Hell, I've been having a problem in which I get ping spikes and 7% packet loss and my bandwidth is 500 kb/s through rcn cable in chicago.
Try this test:
click the start button
click "run"
type "cmd"
(a black DOS-looking window will open)
at the prompt type "ipconfig"
note what ip addy it gives you for your default gateway
type "ping xxx.xxx.xx.xx -t" replacing the xxx's with the ip addy it gave you as your default gateway.
Let it run for 10 minutes, then Ctrl +c to stop the test.
It will report your high ping, low ping, average ping and % loss. If you get a high average ping and % loss then you have a problem communicating to your first hop on the internet. This may be an indication that:
1. something within your network or computer is not working properly (you already eliminated other programs as a source of trouble)

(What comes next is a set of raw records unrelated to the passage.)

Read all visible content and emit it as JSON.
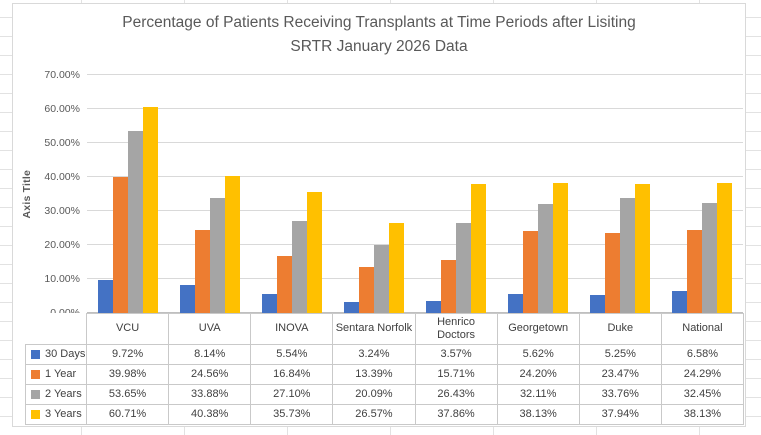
{
  "chart_data": {
    "type": "bar",
    "title_line1": "Percentage of Patients Receiving Transplants at Time Periods after Lisiting",
    "title_line2": "SRTR January 2026 Data",
    "ylabel": "Axis Title",
    "xlabel": "",
    "ylim": [
      0,
      70
    ],
    "ytick_labels": [
      "0.00%",
      "10.00%",
      "20.00%",
      "30.00%",
      "40.00%",
      "50.00%",
      "60.00%",
      "70.00%"
    ],
    "grid": true,
    "legend_position": "data-table-left-column",
    "categories": [
      "VCU",
      "UVA",
      "INOVA",
      "Sentara Norfolk",
      "Henrico Doctors",
      "Georgetown",
      "Duke",
      "National"
    ],
    "series": [
      {
        "name": "30 Days",
        "color": "#4472C4",
        "values": [
          9.72,
          8.14,
          5.54,
          3.24,
          3.57,
          5.62,
          5.25,
          6.58
        ],
        "labels": [
          "9.72%",
          "8.14%",
          "5.54%",
          "3.24%",
          "3.57%",
          "5.62%",
          "5.25%",
          "6.58%"
        ]
      },
      {
        "name": "1 Year",
        "color": "#ED7D31",
        "values": [
          39.98,
          24.56,
          16.84,
          13.39,
          15.71,
          24.2,
          23.47,
          24.29
        ],
        "labels": [
          "39.98%",
          "24.56%",
          "16.84%",
          "13.39%",
          "15.71%",
          "24.20%",
          "23.47%",
          "24.29%"
        ]
      },
      {
        "name": "2 Years",
        "color": "#A5A5A5",
        "values": [
          53.65,
          33.88,
          27.1,
          20.09,
          26.43,
          32.11,
          33.76,
          32.45
        ],
        "labels": [
          "53.65%",
          "33.88%",
          "27.10%",
          "20.09%",
          "26.43%",
          "32.11%",
          "33.76%",
          "32.45%"
        ]
      },
      {
        "name": "3 Years",
        "color": "#FFC000",
        "values": [
          60.71,
          40.38,
          35.73,
          26.57,
          37.86,
          38.13,
          37.94,
          38.13
        ],
        "labels": [
          "60.71%",
          "40.38%",
          "35.73%",
          "26.57%",
          "37.86%",
          "38.13%",
          "37.94%",
          "38.13%"
        ]
      }
    ],
    "colors": {
      "gridline": "#D9D9D9",
      "axis_text": "#595959",
      "table_text": "#404040",
      "table_border": "#C9C9C9"
    }
  }
}
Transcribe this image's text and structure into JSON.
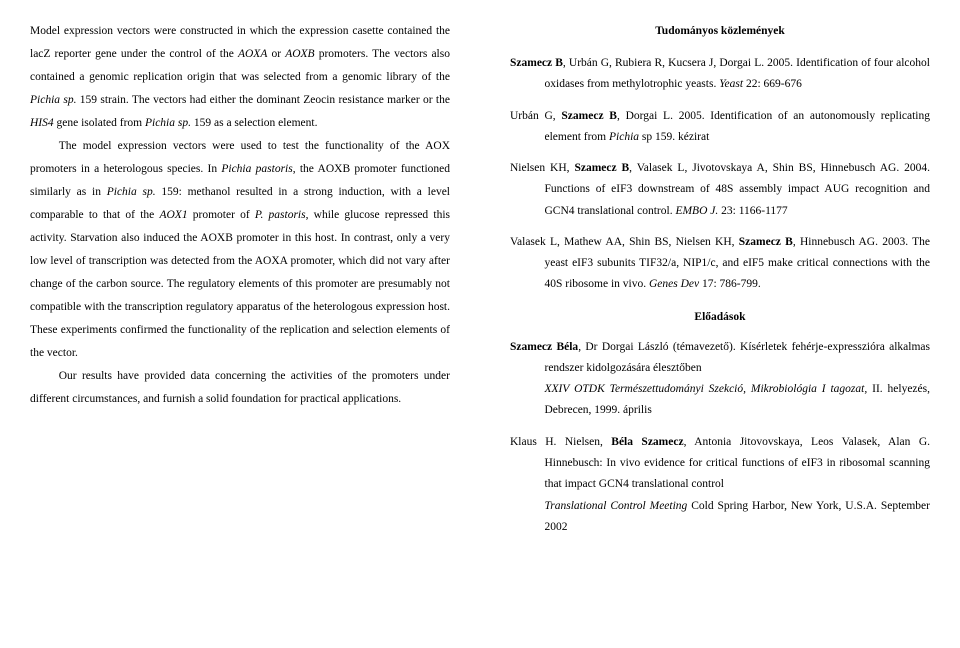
{
  "left": {
    "p1": "Model expression vectors were constructed in which the expression casette contained the lacZ reporter gene under the control of the ",
    "p1_i1": "AOXA",
    "p1_mid": " or ",
    "p1_i2": "AOXB",
    "p1_after": " promoters. The vectors also contained a genomic replication origin that was selected from a genomic library of the ",
    "p1_i3": "Pichia sp.",
    "p1_tail": " 159 strain. The vectors had either the dominant Zeocin resistance marker or the ",
    "p1_i4": "HIS4",
    "p1_tail2": " gene isolated from ",
    "p1_i5": "Pichia sp.",
    "p1_tail3": " 159 as a selection element.",
    "p2a": "The model expression vectors were used to test the functionality of the AOX promoters in a heterologous species. In ",
    "p2_i1": "Pichia pastoris",
    "p2b": ", the AOXB promoter functioned similarly as in ",
    "p2_i2": "Pichia sp.",
    "p2c": " 159: methanol resulted in a strong induction, with a level comparable to that of  the ",
    "p2_i3": "AOX1",
    "p2d": " promoter of ",
    "p2_i4": "P. pastoris",
    "p2e": ", while glucose repressed this activity. Starvation also induced the AOXB promoter in this host. In contrast, only a very low level of transcription was detected from the AOXA promoter, which did not vary after change of the carbon source. The regulatory elements of this promoter are presumably not compatible with the transcription regulatory apparatus of the heterologous expression host. These experiments confirmed the functionality of the replication and selection elements of the vector.",
    "p3": "Our results have provided data concerning the activities of the promoters under different circumstances, and furnish a solid foundation for practical applications."
  },
  "right": {
    "head1": "Tudományos közlemények",
    "ref1_b": "Szamecz B",
    "ref1_rest": ", Urbán G, Rubiera R, Kucsera J, Dorgai L. 2005. Identification of four alcohol oxidases from methylotrophic yeasts. ",
    "ref1_i": "Yeast",
    "ref1_tail": " 22: 669-676",
    "ref2_a": "Urbán G, ",
    "ref2_b": "Szamecz B",
    "ref2_c": ", Dorgai L. 2005. Identification of an autonomously replicating element from ",
    "ref2_i": "Pichia",
    "ref2_d": " sp 159. kézirat",
    "ref3_a": "Nielsen KH, ",
    "ref3_b": "Szamecz B",
    "ref3_c": ", Valasek L, Jivotovskaya A, Shin BS, Hinnebusch AG. 2004. Functions of eIF3 downstream of 48S assembly impact AUG recognition and GCN4 translational control. ",
    "ref3_i": "EMBO J.",
    "ref3_d": " 23: 1166-1177",
    "ref4_a": "Valasek L, Mathew AA, Shin BS, Nielsen KH, ",
    "ref4_b": "Szamecz B",
    "ref4_c": ", Hinnebusch AG. 2003. The yeast eIF3 subunits TIF32/a, NIP1/c, and eIF5 make critical connections with the 40S ribosome in vivo. ",
    "ref4_i": "Genes Dev",
    "ref4_d": " 17: 786-799.",
    "head2": "Előadások",
    "ref5_b": "Szamecz Béla",
    "ref5_a": ", Dr Dorgai László (témavezető). Kísérletek fehérje-expresszióra alkalmas rendszer kidolgozására élesztőben",
    "ref5_i": "XXIV OTDK Természettudományi Szekció, Mikrobiológia I tagozat,",
    "ref5_c": " II. helyezés, Debrecen, 1999. április",
    "ref6_a": "Klaus H. Nielsen, ",
    "ref6_b": "Béla Szamecz",
    "ref6_c": ", Antonia Jitovovskaya, Leos Valasek, Alan G. Hinnebusch: In vivo evidence for critical functions of eIF3 in ribosomal scanning that impact GCN4 translational control",
    "ref6_i": "Translational Control Meeting",
    "ref6_d": " Cold Spring Harbor, New York, U.S.A. September 2002"
  }
}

2. Your ISP's equipment is dropping packets at the actual gateway (there's not much you can do about this except call and complain)
3. a myriad of other annoying issues such as a faulty cable/dsl modem, an atypical signal strength if you have cable, screwy TCP/IP settings on your machine etc etc.
If the ping test gives good results then you are losing packets somewhere else along your trace route to the CS server. You should go to
www.broandbandreports.com, find their line quality test and run it. It will ping your IP addy from the east coast and west coast and it will report the packet loss to you.
Honestly though, before you do any of this, ask your brother if you can bypass the router and wire directly into the internet. If this fixes your problem then you can conclude that your router/wireless is messing things up.